Fernando Seabra

Personal information
- Full name: Fernando Seabra
- Date of birth: 19 June 1977 (age 49)
- Place of birth: São Paulo, Brazil

Team information
- Current team: Coritiba (head coach)

Managerial career
- Years: Team
- 2006: Assisense (assistant)
- 2007–2008: Grêmio Barueri (assistant)
- 2008–2009: PAEC U20
- 2009–2010: Red Bull Brasil U17
- 2011–2013: Red Bull Brasil U20
- 2013: Red Bull Brasil (assistant)
- 2013: Red Bull Brasil
- 2018–2019: Corinthians U20 (assistant)
- 2020–2021: Athletico Paranaense U17
- 2021–2022: Desportivo Brasil U20
- 2022: Desportivo Brasil
- 2022–2024: Cruzeiro U20
- 2023: Cruzeiro (interim)
- 2024: Red Bull Bragantino II
- 2024: Cruzeiro
- 2024–2025: Red Bull Bragantino
- 2026–: Coritiba

= Fernando Seabra =

Brazilian football manager (born 1977)

Fernando Seabra (born 19 June 1977) is a Brazilian football coach.
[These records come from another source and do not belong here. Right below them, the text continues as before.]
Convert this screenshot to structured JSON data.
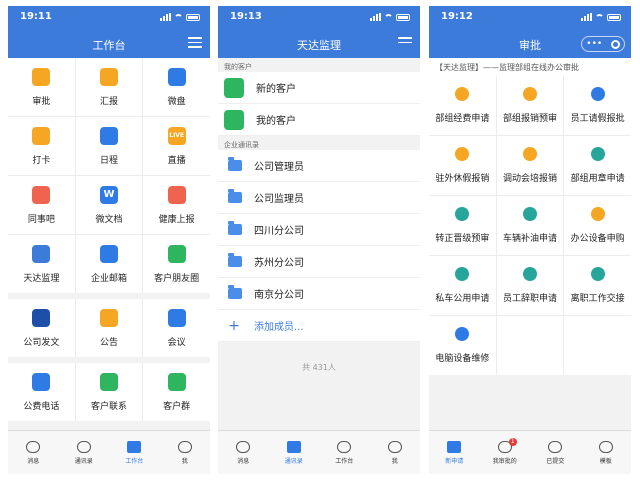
{
  "status_bar": {
    "p1_time": "19:11",
    "p2_time": "19:13",
    "p3_time": "19:12"
  },
  "panel1": {
    "title": "工作台",
    "apps": [
      {
        "label": "审批",
        "icon": "approval-icon",
        "color": "#f5a623"
      },
      {
        "label": "汇报",
        "icon": "report-icon",
        "color": "#f5a623"
      },
      {
        "label": "微盘",
        "icon": "drive-icon",
        "color": "#2e7be6"
      },
      {
        "label": "打卡",
        "icon": "location-icon",
        "color": "#f5a623"
      },
      {
        "label": "日程",
        "icon": "calendar-icon",
        "color": "#2e7be6"
      },
      {
        "label": "直播",
        "icon": "live-icon",
        "color": "#f5a623",
        "glyph": "LIVE"
      },
      {
        "label": "同事吧",
        "icon": "community-icon",
        "color": "#f0644f"
      },
      {
        "label": "微文档",
        "icon": "document-icon",
        "color": "#2e7be6",
        "glyph": "W"
      },
      {
        "label": "健康上报",
        "icon": "health-icon",
        "color": "#f0644f"
      },
      {
        "label": "天达监理",
        "icon": "tianda-logo-icon",
        "color": "#3d7bdb"
      },
      {
        "label": "企业邮箱",
        "icon": "mail-icon",
        "color": "#2e7be6"
      },
      {
        "label": "客户朋友圈",
        "icon": "moments-icon",
        "color": "#2fb55f"
      }
    ],
    "apps2": [
      {
        "label": "公司发文",
        "icon": "company-logo-icon",
        "color": "#1e4fa8"
      },
      {
        "label": "公告",
        "icon": "announcement-icon",
        "color": "#f5a623"
      },
      {
        "label": "会议",
        "icon": "meeting-icon",
        "color": "#2e7be6"
      }
    ],
    "apps3": [
      {
        "label": "公费电话",
        "icon": "phone-icon",
        "color": "#2e7be6"
      },
      {
        "label": "客户联系",
        "icon": "contact-icon",
        "color": "#2fb55f"
      },
      {
        "label": "客户群",
        "icon": "customer-group-icon",
        "color": "#2fb55f"
      }
    ],
    "tabs": [
      {
        "label": "消息",
        "active": false
      },
      {
        "label": "通讯录",
        "active": false
      },
      {
        "label": "工作台",
        "active": true
      },
      {
        "label": "我",
        "active": false
      }
    ]
  },
  "panel2": {
    "title": "天达监理",
    "section_customers": "我的客户",
    "customers": [
      {
        "label": "新的客户",
        "icon": "new-customer-icon",
        "color": "#2fb55f"
      },
      {
        "label": "我的客户",
        "icon": "wechat-icon",
        "color": "#2fb55f"
      }
    ],
    "section_directory": "企业通讯录",
    "departments": [
      "公司管理员",
      "公司监理员",
      "四川分公司",
      "苏州分公司",
      "南京分公司"
    ],
    "add_member": "添加成员...",
    "count": "共 431人",
    "tabs": [
      {
        "label": "消息",
        "active": false
      },
      {
        "label": "通讯录",
        "active": true
      },
      {
        "label": "工作台",
        "active": false
      },
      {
        "label": "我",
        "active": false
      }
    ]
  },
  "panel3": {
    "title": "审批",
    "banner": "【天达监理】——监理部组在线办公审批",
    "items": [
      {
        "label": "部组经费申请",
        "color": "#f5a623"
      },
      {
        "label": "部组报销预审",
        "color": "#f5a623"
      },
      {
        "label": "员工请假报批",
        "color": "#2e7be6"
      },
      {
        "label": "驻外休假报销",
        "color": "#f5a623"
      },
      {
        "label": "调动会培报销",
        "color": "#f5a623"
      },
      {
        "label": "部组用章申请",
        "color": "#26a69a"
      },
      {
        "label": "转正晋级预审",
        "color": "#26a69a"
      },
      {
        "label": "车辆补油申请",
        "color": "#26a69a"
      },
      {
        "label": "办公设备申购",
        "color": "#f5a623"
      },
      {
        "label": "私车公用申请",
        "color": "#26a69a"
      },
      {
        "label": "员工辞职申请",
        "color": "#26a69a"
      },
      {
        "label": "离职工作交接",
        "color": "#26a69a"
      },
      {
        "label": "电脑设备维修",
        "color": "#2e7be6"
      }
    ],
    "tabs": [
      {
        "label": "新申请",
        "active": true
      },
      {
        "label": "我审批的",
        "active": false,
        "badge": "1"
      },
      {
        "label": "已提交",
        "active": false
      },
      {
        "label": "模板",
        "active": false
      }
    ]
  }
}
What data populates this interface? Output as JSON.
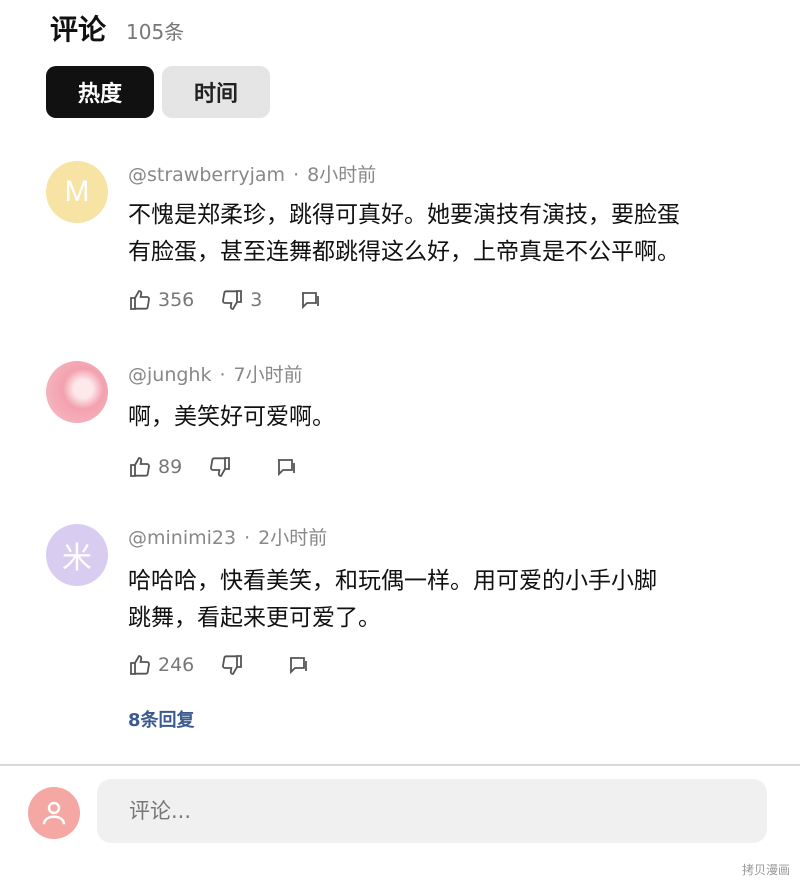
{
  "header": {
    "title": "评论",
    "count": "105条"
  },
  "tabs": [
    {
      "label": "热度",
      "active": true
    },
    {
      "label": "时间",
      "active": false
    }
  ],
  "comments": [
    {
      "avatar_letter": "M",
      "avatar_color": "#f7e3a3",
      "username": "@strawberryjam",
      "time": "8小时前",
      "lines": [
        "不愧是郑柔珍，跳得可真好。她要演技有演技，要脸蛋",
        "有脸蛋，甚至连舞都跳得这么好，上帝真是不公平啊。"
      ],
      "likes": "356",
      "dislikes": "3"
    },
    {
      "avatar_letter": "",
      "avatar_color": "#f6b3bd",
      "username": "@junghk",
      "time": "7小时前",
      "lines": [
        "啊，美笑好可爱啊。"
      ],
      "likes": "89",
      "dislikes": ""
    },
    {
      "avatar_letter": "米",
      "avatar_color": "#d8cdf0",
      "username": "@minimi23",
      "time": "2小时前",
      "lines": [
        "哈哈哈，快看美笑，和玩偶一样。用可爱的小手小脚",
        "跳舞，看起来更可爱了。"
      ],
      "likes": "246",
      "dislikes": "",
      "replies": "8条回复"
    }
  ],
  "composer": {
    "placeholder": "评论..."
  },
  "watermark": "拷贝漫画",
  "icons": {
    "like": "thumbs-up-icon",
    "dislike": "thumbs-down-icon",
    "reply": "reply-icon",
    "user": "user-icon"
  }
}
He currently is the head coach of Campeonato Brasileiro Série A club Coritiba.

==Career==
===Early career===
Born in São Paulo, Seabra began his career as an assistant coach of Assisense in 2006. He later worked at Grêmio Barueri under the same role, before taking over the youth sides of PAEC and Red Bull Brasil.

On 8 June 2013, Seabra was named head coach of RB for the year's Copa Paulista. He later worked in the staff of other clubs in his native state, before becoming a development analyst at Ceará in January 2015.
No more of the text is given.